Presumably this was church that became the Dewey.
136: Here was the
Theatre Unique,
a penny arcade that became one of the first
houses to project films. It was torn down by
1926, when the New Academy of Music was built
in part on its space.
Palladium Hall
140: NYU dorm built by Davis Brody Bond
in 2001; The Palladium, popular 1980s dance club,
was torn down to build
it--along with Julian's, one of the all-time classic pool
halls, which shared the building.
The Palladium was built in 1926 as the
New Academy of Music, a 3,600-seat cinema built for William Fox and
designed by Thomas W. Lamb, replacing the old
Academy of Music across the street. The cinema was not a
success, the entertainment district having moved
uptown to Times Square, and Fox lost it along with
the rest of his theater empire in the Great Depression.

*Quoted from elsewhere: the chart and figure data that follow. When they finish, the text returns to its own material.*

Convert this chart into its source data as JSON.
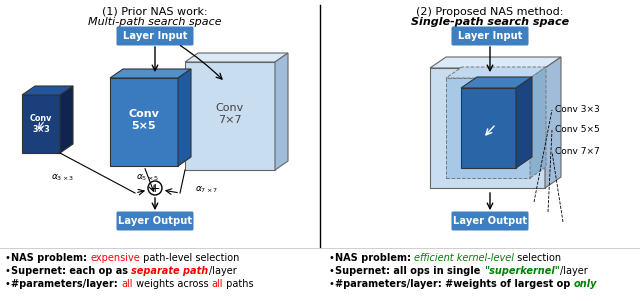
{
  "title_left": "(1) Prior NAS work:",
  "subtitle_left": "Multi-path search space",
  "title_right": "(2) Proposed NAS method:",
  "subtitle_right": "Single-path search space",
  "bg_color": "white",
  "label_input": "Layer Input",
  "label_output": "Layer Output",
  "box_header_bg": "#3d7fc1",
  "box_header_text": "white",
  "conv3_face": "#1a3f7a",
  "conv3_side": "#0f2550",
  "conv3_top": "#2255a0",
  "conv5_face": "#3a7bbf",
  "conv5_side": "#1f5b9e",
  "conv5_top": "#5090cc",
  "conv7_face": "#c8ddf0",
  "conv7_side": "#a0bcd8",
  "conv7_top": "#daeaf8",
  "right_outer_face": "#c8ddf0",
  "right_outer_side": "#a0bcd8",
  "right_outer_top": "#daeaf8",
  "right_mid_face": "#a8c8e8",
  "right_mid_top": "#c0d8f0",
  "right_mid_side": "#8ab0d0",
  "right_inner_face": "#2a65a8",
  "right_inner_side": "#1a4580",
  "right_inner_top": "#4080c0",
  "conv_labels_right": [
    "Conv 3×3",
    "Conv 5×5",
    "Conv 7×7"
  ],
  "bullet_left": [
    [
      "NAS problem: ",
      "expensive",
      " path-level selection"
    ],
    [
      "Supernet: each op as ",
      "separate path",
      "/layer"
    ],
    [
      "#parameters/layer: ",
      "all",
      " weights across ",
      "all",
      " paths"
    ]
  ],
  "bullet_right": [
    [
      "NAS problem: ",
      "efficient kernel-level",
      " selection"
    ],
    [
      "Supernet: all ops in single ",
      "\"superkernel\"",
      "/layer"
    ],
    [
      "#parameters/layer: #weights of largest op ",
      "only"
    ]
  ],
  "bullet_colors_left": [
    [
      "black",
      "red",
      "black"
    ],
    [
      "black",
      "red",
      "black"
    ],
    [
      "black",
      "red",
      "black",
      "red",
      "black"
    ]
  ],
  "bullet_colors_right": [
    [
      "black",
      "green",
      "black"
    ],
    [
      "black",
      "green",
      "black"
    ],
    [
      "black",
      "green"
    ]
  ],
  "bullet_bold_left": [
    [
      true,
      false,
      false
    ],
    [
      true,
      true,
      false
    ],
    [
      true,
      false,
      false,
      false,
      false
    ]
  ],
  "bullet_bold_right": [
    [
      true,
      false,
      false
    ],
    [
      true,
      true,
      false
    ],
    [
      true,
      true
    ]
  ],
  "bullet_italic_left": [
    [
      false,
      false,
      false
    ],
    [
      false,
      true,
      false
    ],
    [
      false,
      false,
      false,
      false,
      false
    ]
  ],
  "bullet_italic_right": [
    [
      false,
      true,
      false
    ],
    [
      false,
      true,
      false
    ],
    [
      false,
      true
    ]
  ]
}
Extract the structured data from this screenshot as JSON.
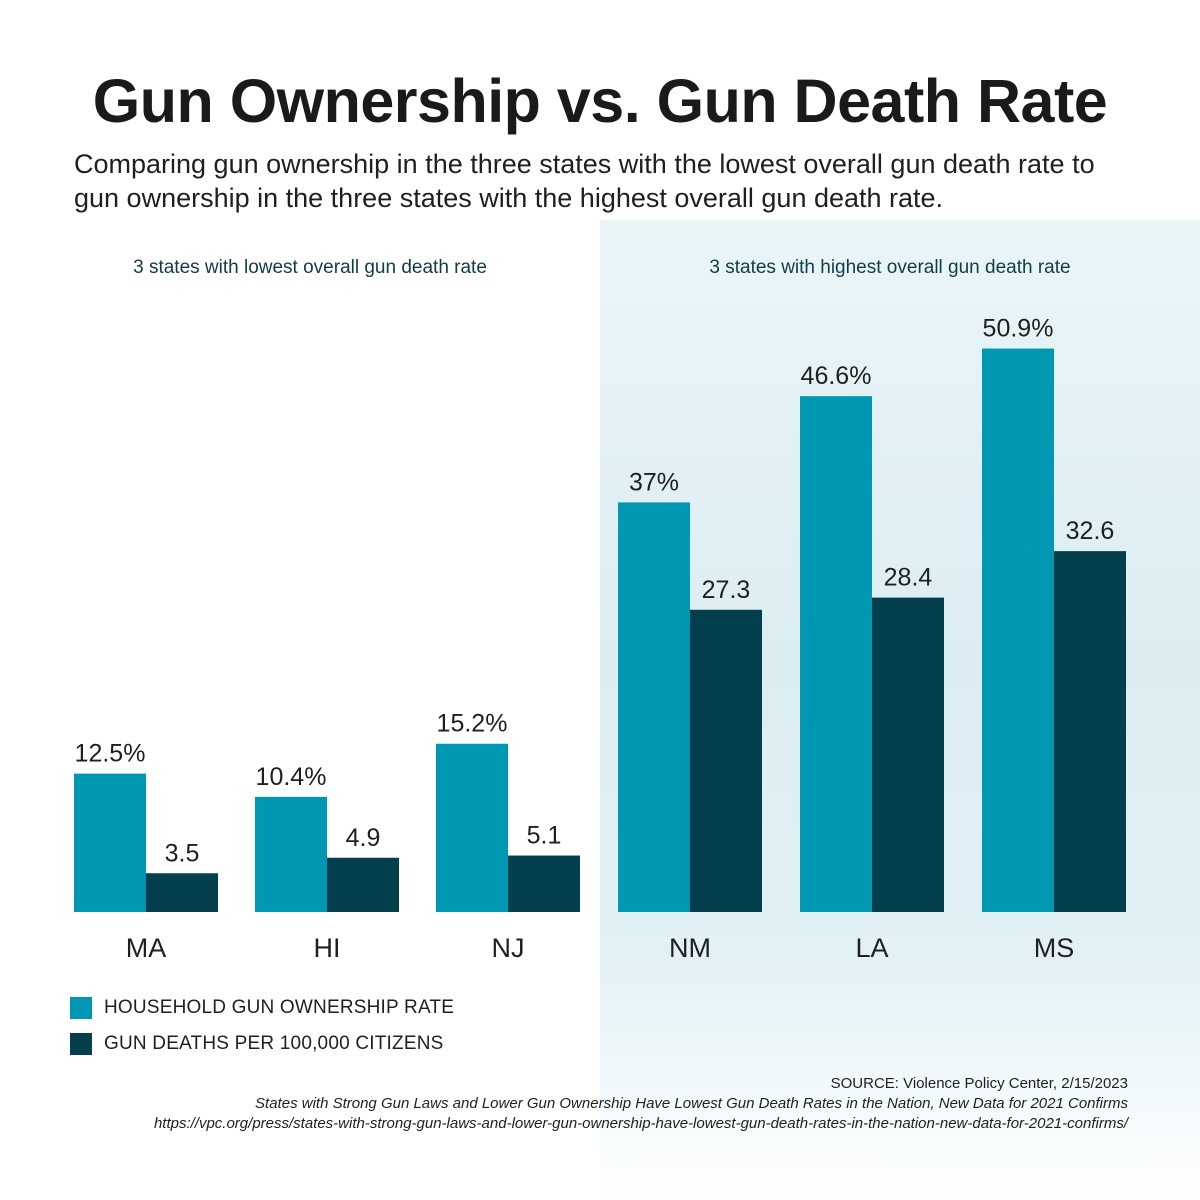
{
  "chart_data": {
    "type": "bar",
    "title": "Gun Ownership vs. Gun Death Rate",
    "subtitle": "Comparing gun ownership in the three states with the lowest overall gun death rate to gun ownership in the three states with the highest overall gun death rate.",
    "groups": [
      {
        "label": "3 states with lowest overall gun death rate",
        "categories": [
          "MA",
          "HI",
          "NJ"
        ]
      },
      {
        "label": "3 states with highest overall gun death rate",
        "categories": [
          "NM",
          "LA",
          "MS"
        ]
      }
    ],
    "categories": [
      "MA",
      "HI",
      "NJ",
      "NM",
      "LA",
      "MS"
    ],
    "series": [
      {
        "name": "HOUSEHOLD GUN OWNERSHIP RATE",
        "color": "#0097b2",
        "values": [
          12.5,
          10.4,
          15.2,
          37,
          46.6,
          50.9
        ],
        "labels": [
          "12.5%",
          "10.4%",
          "15.2%",
          "37%",
          "46.6%",
          "50.9%"
        ]
      },
      {
        "name": "GUN DEATHS PER 100,000 CITIZENS",
        "color": "#033f4d",
        "values": [
          3.5,
          4.9,
          5.1,
          27.3,
          28.4,
          32.6
        ],
        "labels": [
          "3.5",
          "4.9",
          "5.1",
          "27.3",
          "28.4",
          "32.6"
        ]
      }
    ],
    "ylim": [
      0,
      55
    ],
    "xlabel": "",
    "ylabel": ""
  },
  "source": {
    "line1": "SOURCE: Violence Policy Center, 2/15/2023",
    "line2": "States with Strong Gun Laws and Lower Gun Ownership Have Lowest Gun Death Rates in the Nation, New Data for 2021 Confirms",
    "line3": "https://vpc.org/press/states-with-strong-gun-laws-and-lower-gun-ownership-have-lowest-gun-death-rates-in-the-nation-new-data-for-2021-confirms/"
  }
}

While operating for decades as an increasingly shabby movie house,
it also featured music shows, including performances
by Tito Puente in the 1950s that helped fuel the
mambo craze.
The venue began showing rock acts in 1964--including
the Rolling Stones, Beach Boys, Kinks, Black Sabbath,
King Crimson, Alice Cooper, Yes, Grateful Dead,
Byrds, Fleetwood Mac, Lou Reed, Stooges,
New York Dolls, Genesis, Springsteen, Crazy Horse,
Frank Zappa, Todd Rundgren, Patti Smith, Ramones, David Bowie,
Elvis Costello and Blondie (in all cases--when
they were good!). It was one of New York's
main rock venues--especially after the Fillmore East
closed--though it's remembered as something as a pit.
It was rechristened The Palladium--named for a mythical
image of Athena that protected
the city of Troy--with
a show by The Band in 1976. The guitar-smashing
cover photo of The Clash's London Calling was
taken at a Palladium show.
In 1985 it became a
multi-level disco, with a conversion designed
by Arata Isozaki. The building was demolished c. 1997.
After being vacant for several years, the ground
floor of the new dorm became a Trader Joe's in 2006,
to great hooplah.
Corner: The empty building on the corner
was
Disco
Donut, where Robert De Niro took Jody Foster
in
Taxi Driver. Upstairs
was Carmelita's Reception House, a sketchy
club used in the audience-participation play
Tony and Tina's Wedding. (New Wave band
The B-52s
stayed here when they first came to New York.)
It was closed
down after the 1990 Happyland fire resulted in
a safety-code crackdown.
The upper floors of the
building were removed in a deal that allowed NYU to build
Palladium Hall higher--a strange public policy that
rewards the creation of squat buildings like this one.
Most recently Robin Raj Discount Drugs was here.